More than 100 migrants an hour have arrived in Germany amid a record influx travelling on packed trains to the southern city of Munich, police say.

An average of 109 illegal entries an hour were registered between midnight and 6:00am on Wednesday (local time) nationwide, federal police said.

The national total for Tuesday was 3709, more than twice the daily average of recent weeks, with most arriving in Munich by rail from Hungary via Austria.

Europe's most populous nation and biggest economy, Germany has become the top EU destination for refugees and migrants fleeing conflict and misery.

In Budapest, around 100 to 150 migrants staged a demonstration outside the main international train station as police blocked about 2000 people from boarding trains to Austria and Germany, an AFP reporter said.

Around 600 men, women and children, mostly from Syria, Iraq and Afghanistan, sat or stood outside the Keleti station while about 1200 were downstairs in a so-called "transit zone".

Around 100 migrants arriving from a registration centre near the border with Serbia sat on the platform at a suburban train station, refusing to board a train to the Debrecen refugee camp.

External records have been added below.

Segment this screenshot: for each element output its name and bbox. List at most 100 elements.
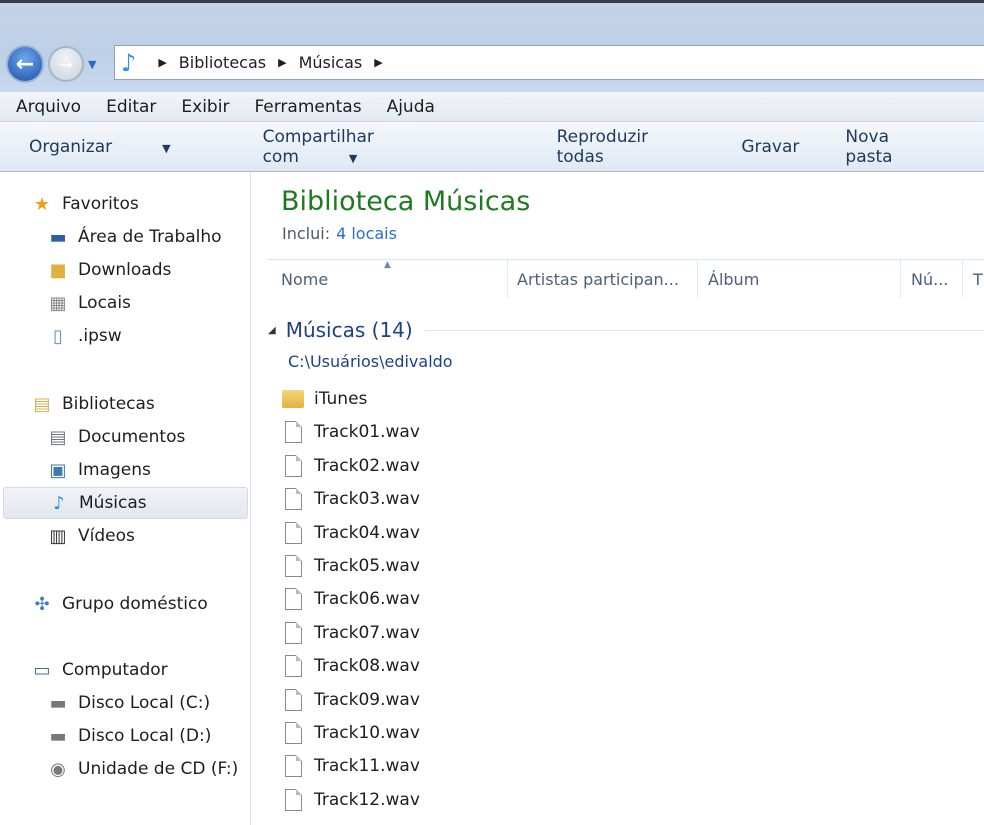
share-button[interactable]: Compartilhar com ▼ (263, 127, 511, 167)
group-header[interactable]: ◢ Músicas (14) (268, 318, 984, 342)
drive-icon: ▬ (49, 725, 67, 747)
breadcrumb-musicas[interactable]: Músicas (299, 53, 363, 72)
file-name: Track09.wav (314, 689, 420, 710)
videos-icon: ▥ (49, 525, 67, 547)
pictures-icon: ▣ (49, 459, 67, 481)
collapse-icon[interactable]: ◢ (268, 325, 276, 336)
sidebar-item-disk-d[interactable]: ▬ Disco Local (D:) (46, 720, 211, 752)
file-list-item[interactable]: Track09.wav (282, 685, 420, 715)
sidebar-label: Locais (78, 293, 131, 313)
breadcrumb-arrow-icon[interactable]: ▶ (374, 56, 382, 69)
breadcrumb-arrow-icon[interactable]: ▶ (158, 56, 166, 69)
file-list-item[interactable]: Track02.wav (282, 451, 420, 481)
sidebar-label: Músicas (79, 493, 147, 513)
file-name: Track01.wav (314, 422, 420, 443)
sidebar-item-videos[interactable]: ▥ Vídeos (46, 520, 135, 552)
burn-button[interactable]: Gravar (741, 137, 799, 157)
file-list-item[interactable]: Track04.wav (282, 518, 420, 548)
menu-editar[interactable]: Editar (106, 97, 156, 117)
menu-ferramentas[interactable]: Ferramentas (254, 97, 361, 117)
menu-exibir[interactable]: Exibir (181, 97, 229, 117)
navigation-pane: ★ Favoritos ▬ Área de Trabalho ■ Downloads … (0, 172, 251, 825)
column-artists[interactable]: Artistas participan... (508, 260, 698, 298)
includes-info: Inclui: 4 locais (282, 224, 397, 243)
sidebar-label: Computador (62, 660, 168, 680)
file-icon (282, 487, 304, 511)
sidebar-favorites[interactable]: ★ Favoritos (30, 188, 139, 220)
file-name: Track03.wav (314, 489, 420, 510)
music-icon: ♪ (53, 492, 65, 514)
file-list-item[interactable]: Track10.wav (282, 718, 420, 748)
command-bar: Organizar ▼ Compartilhar com ▼ Reproduzir … (0, 122, 984, 172)
file-list-item[interactable]: Track11.wav (282, 751, 420, 781)
file-list-item[interactable]: Track05.wav (282, 551, 420, 581)
sort-ascending-icon: ▲ (384, 260, 391, 270)
sidebar-item-disk-c[interactable]: ▬ Disco Local (C:) (46, 687, 210, 719)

Police said in a statement that the group "demanded to be allowed to travel on to Germany.... Police have taken the necessary security steps to ensure that train traffic is undisturbed."

Hungary, which saw 50,000 migrants enter the country in August alone, this week allowed thousands to board trains to Austria and Germany, but in a U-turn on Tuesday, police suddenly blocked access to the station for anyone without an EU visa.

Only around 150 migrants arrived in Vienna by train from Budapest on Tuesday afternoon, police said. On Monday, a record 3650 arrived.

The Hungarian government of right-wing Prime Minister Viktor Orban, which has built a razor-wire barrier along its 175-kilometre border with Serbia, said that it was applying EU rules.

"Normal people, abnormal people, educated, uneducated, doctors, engineers, any people, we're staying here. Until we go by train to Germany," said Mohammad, a Syrian protesting at the station.

"And this is what we will be doing (protesting) for the next day, for the next month, for the next year and for our whole life. We need our rights.... It's not our dream to stay here and to sleep in the streets."

Hungary's razor-wire barrier is proving ineffective in keeping out the tens of thousands of people trekking up from Greece through the western Balkans, with Hungarian authorities saying that 2284 crossed on Tuesday, including 353 children.

"If Europe is letting us in, why don't they give us visas? Why do we have to make this clandestine journey?" Bilal, a Syrian from the divided city of Aleppo, said on Tuesday near Serbia's border with Hungary.

"We fear that one day everything will change, that even Germany will close the border when it has had enough, so we must make our journey extremely fast," he said.

Meanwhile Greek ministers were set to meet on Wednesday morning on the crisis, which is likely to be at the centre of talks scheduled on Thursday in Athens between Greek officials, the European Commission's vice-president Frans Timmermans, and Dimitris Avramopoulos, the EU's Migration and Home Affairs Commissioner.

About 4300 more people arrived in Athens overnight, most of them Syrian refugees.

Two ships carrying the latest arrivals docked at Athens' Piraeus port after sailing from Lesbos, one of several Greek islands struggling to cope with the huge waves of people crossing the Mediterranean from Turkey in flimsy boats.

About 1800 people arrived on the Greek mainland on Tuesday evening, with another 2500 landing at dawn, port police said, adding that they had been taken to a nearby train station.

The ships were chartered by the Greek government to help relieve pressure on Lesbos, whose authorities and infrastructure are ill-equipped to deal with the huge influx of people.